3.4. Coordinating Multiple Optimizations

We found that different clock-tree optimizations exhibit different strength/range and different accuracy (see Tables 3 and 4).

Our strategy in coordinating clock-tree optimizations is to start with optimizations that offer the greatest range, and then transition to optimizations with greater accuracy. Each step should decrease the main optimization objective sufficiently to be within the range of the next optimization.

4. Proposed SoC Clock-Synthesis Methodology

Our proposed clock-network synthesis methodology and its major algorithmic steps are shown in Figure 2. Contango first builds an initial tree using a ZST/DME algorithm [3] and alters it to avoid obstacles. It then uses an 𝑂 ( 𝑛 l o g 𝑛 ) time variant of van Ginneken’s buffer insertion algorithm [20] to ensure small insertion delay and to satisfy slew constraints. A series of novel clock-tree optimizations are applied next.

4.1. Obstacle-Avoiding Clock Trees

As we pointed out in Section 2, obstacle-avoiding clock trees can be built by repairing obstacle violations in ZSTs. This approach is attractive when large obstacles abut the chip's periphery because ZSTs naturally avoid areas without clock sinks. This approach is also attractive when obstacles are small or thin enough that a buffer inserted immediately before the obstacle can drive the wire over the obstacle, so that no rerouting is necessary. A third convenient case occurs when a wire can be rerouted around the obstacle without an increase in length. Most obstacles are rectangular in shape, but such rectangles may abut, creating rectilinear-shaped obstacles. When two obstacles abut, we cannot place a buffer between them, and therefore handle them as one compound obstacle. Contango detours wires using the following algorithm, illustrated in Figure 3 for a composite obstacles.

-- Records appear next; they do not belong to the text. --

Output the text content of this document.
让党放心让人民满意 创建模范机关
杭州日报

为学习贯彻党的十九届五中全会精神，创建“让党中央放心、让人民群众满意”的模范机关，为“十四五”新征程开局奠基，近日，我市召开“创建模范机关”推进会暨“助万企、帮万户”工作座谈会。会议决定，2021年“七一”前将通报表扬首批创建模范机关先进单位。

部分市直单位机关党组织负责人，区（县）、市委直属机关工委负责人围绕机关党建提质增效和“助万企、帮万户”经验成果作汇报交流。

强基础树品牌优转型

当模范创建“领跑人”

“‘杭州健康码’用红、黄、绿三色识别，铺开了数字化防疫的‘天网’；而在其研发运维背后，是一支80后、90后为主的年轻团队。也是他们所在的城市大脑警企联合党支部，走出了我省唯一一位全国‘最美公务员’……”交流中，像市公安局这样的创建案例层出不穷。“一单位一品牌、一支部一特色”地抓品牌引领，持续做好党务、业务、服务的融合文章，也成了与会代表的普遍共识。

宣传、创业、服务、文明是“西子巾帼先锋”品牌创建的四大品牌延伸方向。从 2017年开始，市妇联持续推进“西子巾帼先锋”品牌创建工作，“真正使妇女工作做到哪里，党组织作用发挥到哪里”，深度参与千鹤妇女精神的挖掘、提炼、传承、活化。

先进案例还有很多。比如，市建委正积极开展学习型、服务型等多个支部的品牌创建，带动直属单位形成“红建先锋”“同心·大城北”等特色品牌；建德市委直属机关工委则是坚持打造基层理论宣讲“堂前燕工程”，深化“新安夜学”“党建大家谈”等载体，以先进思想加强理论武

Step 1. Identify all wires that intersect obstacles. For each point-to-point connection, perform shortest-path maze routing around the obstacles. For subtrees that cross an obstacle, find L-shaped segments that link points inside and outside the obstacle. For each L-shape, choose one of the two possible configurations that minimizes overlap with the obstacle.

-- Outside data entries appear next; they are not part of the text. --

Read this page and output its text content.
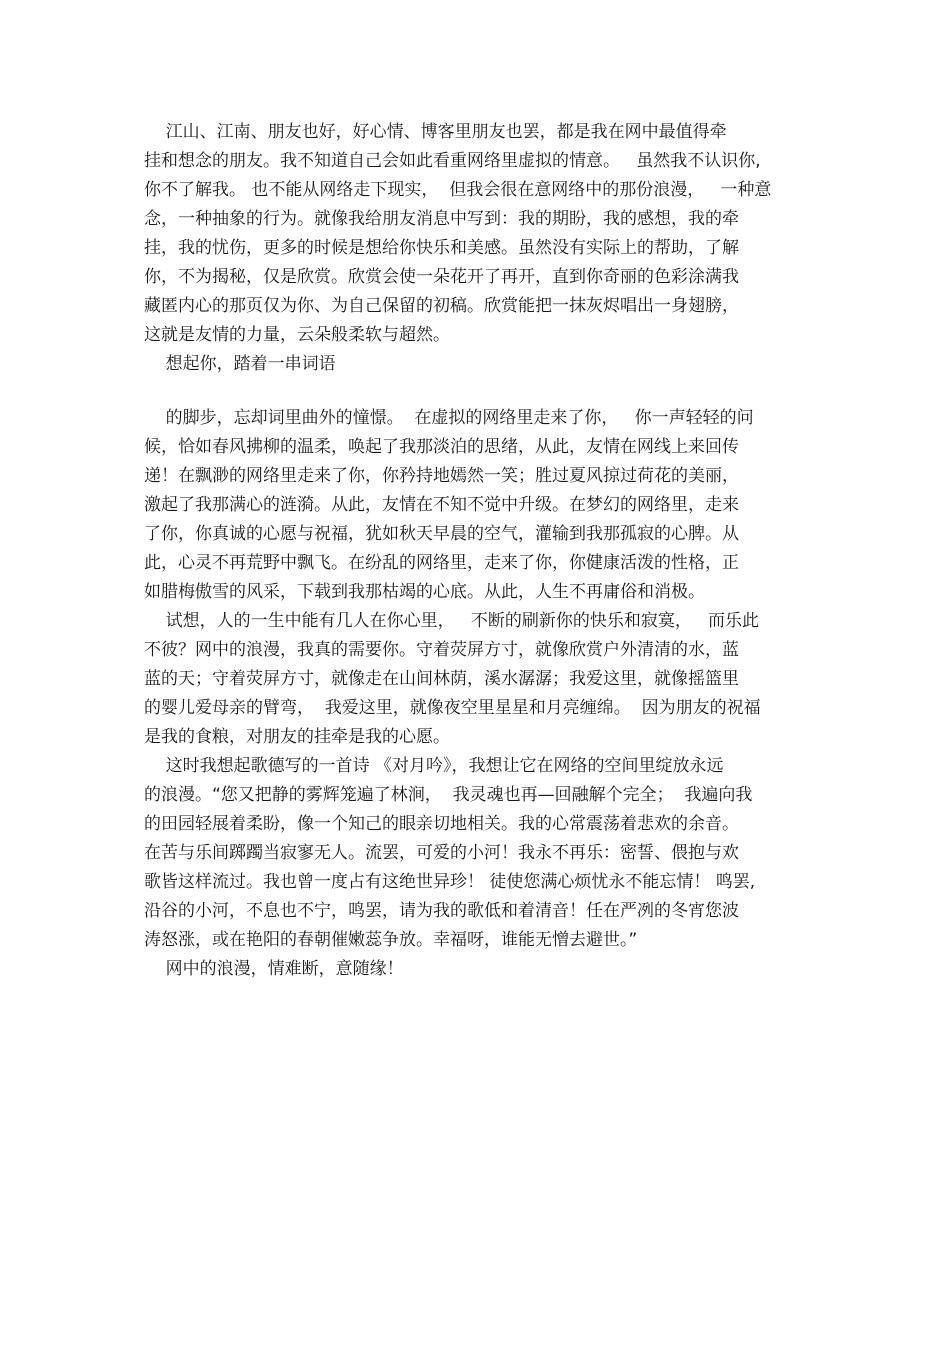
江山、江南、朋友也好，好心情、博客里朋友也罢，都是我在网中最值得牵
挂和想念的朋友。我不知道自己会如此看重网络里虚拟的情意。   虽然我不认识你,
你不了解我。 也不能从网络走下现实，  但我会很在意网络中的那份浪漫，   一种意
念，一种抽象的行为。就像我给朋友消息中写到：我的期盼，我的感想，我的牵
挂，我的忧伤，更多的时候是想给你快乐和美感。虽然没有实际上的帮助，了解
你，不为揭秘，仅是欣赏。欣赏会使一朵花开了再开，直到你奇丽的色彩涂满我
藏匿内心的那页仅为你、为自己保留的初稿。欣赏能把一抹灰烬唱出一身翅膀，
这就是友情的力量，云朵般柔软与超然。
想起你，踏着一串词语
的脚步，忘却词里曲外的憧憬。  在虚拟的网络里走来了你，   你一声轻轻的问
候，恰如春风拂柳的温柔，唤起了我那淡泊的思绪，从此，友情在网线上来回传
递！在飘渺的网络里走来了你，你矜持地嫣然一笑；胜过夏风掠过荷花的美丽，
激起了我那满心的涟漪。从此，友情在不知不觉中升级。在梦幻的网络里，走来
了你，你真诚的心愿与祝福，犹如秋天早晨的空气，灌输到我那孤寂的心脾。从
此，心灵不再荒野中飘飞。在纷乱的网络里，走来了你，你健康活泼的性格，正
如腊梅傲雪的风采，下载到我那枯竭的心底。从此，人生不再庸俗和消极。
试想，人的一生中能有几人在你心里，   不断的刷新你的快乐和寂寞，   而乐此
不彼？网中的浪漫，我真的需要你。守着荧屏方寸，就像欣赏户外清清的水，蓝
蓝的天；守着荧屏方寸，就像走在山间林荫，溪水潺潺；我爱这里，就像摇篮里
的婴儿爱母亲的臂弯，  我爱这里，就像夜空里星星和月亮缠绵。  因为朋友的祝福
是我的食粮，对朋友的挂牵是我的心愿。
这时我想起歌德写的一首诗 《对月吟》，我想让它在网络的空间里绽放永远
的浪漫。“您又把静的雾辉笼遍了林涧，  我灵魂也再—回融解个完全；  我遍向我
的田园轻展着柔盼，像一个知己的眼亲切地相关。我的心常震荡着悲欢的余音。
在苦与乐间踯躅当寂寥无人。流罢，可爱的小河！我永不再乐：密誓、偎抱与欢
歌皆这样流过。我也曾一度占有这绝世异珍！ 徒使您满心烦忧永不能忘情！ 鸣罢,
沿谷的小河，不息也不宁，鸣罢，请为我的歌低和着清音！任在严冽的冬宵您波
涛怒涨，或在艳阳的春朝催嫩蕊争放。幸福呀，谁能无憎去避世。”
网中的浪漫，情难断，意随缘！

Step 2. When a wire crosses an obstacle, Contango captures an entire subtree enclosed by the obstacle (see Figure 3). The total capacitance of the subtree is then measured and compared to the capacitance that can be driven by the driving buffer without risking slew violations. Subtrees that can be driven by the driving buffer do not require detours.

Step 3. For obstacles crossed by a subtree that cannot be safely driven by the driving buffer, Contango establishes a detour along the contour of the obstacle as follows. First, the entire contour is considered a detour. Then, to ensure that the clock network remains a tree, one segment is removed between tree sinks adjacent along the contour. If we were to minimize total capacitance, we would remove the longest segment of the contour between two adjacent tree sinks. However, we minimize the longest detoured source-to-sink path and, therefore, remove the segment furthest from the tree source (counting distances along the contour). In other words, we first find the sink most distant from the source along the contour and include in the detour the entire shortest path to the source. The other segment incident to the sink is removed, but the shortest path from its other end to the source is included (see Figure 3).
Modern SoC layouts are littered with obstacles, which upset regular structures such as meshes and H-trees. In the ISPD 2009 contest, such layouts required numerous detours. Detouring may significantly increase skew, but the subsequent skew optimization techniques can compensate for that.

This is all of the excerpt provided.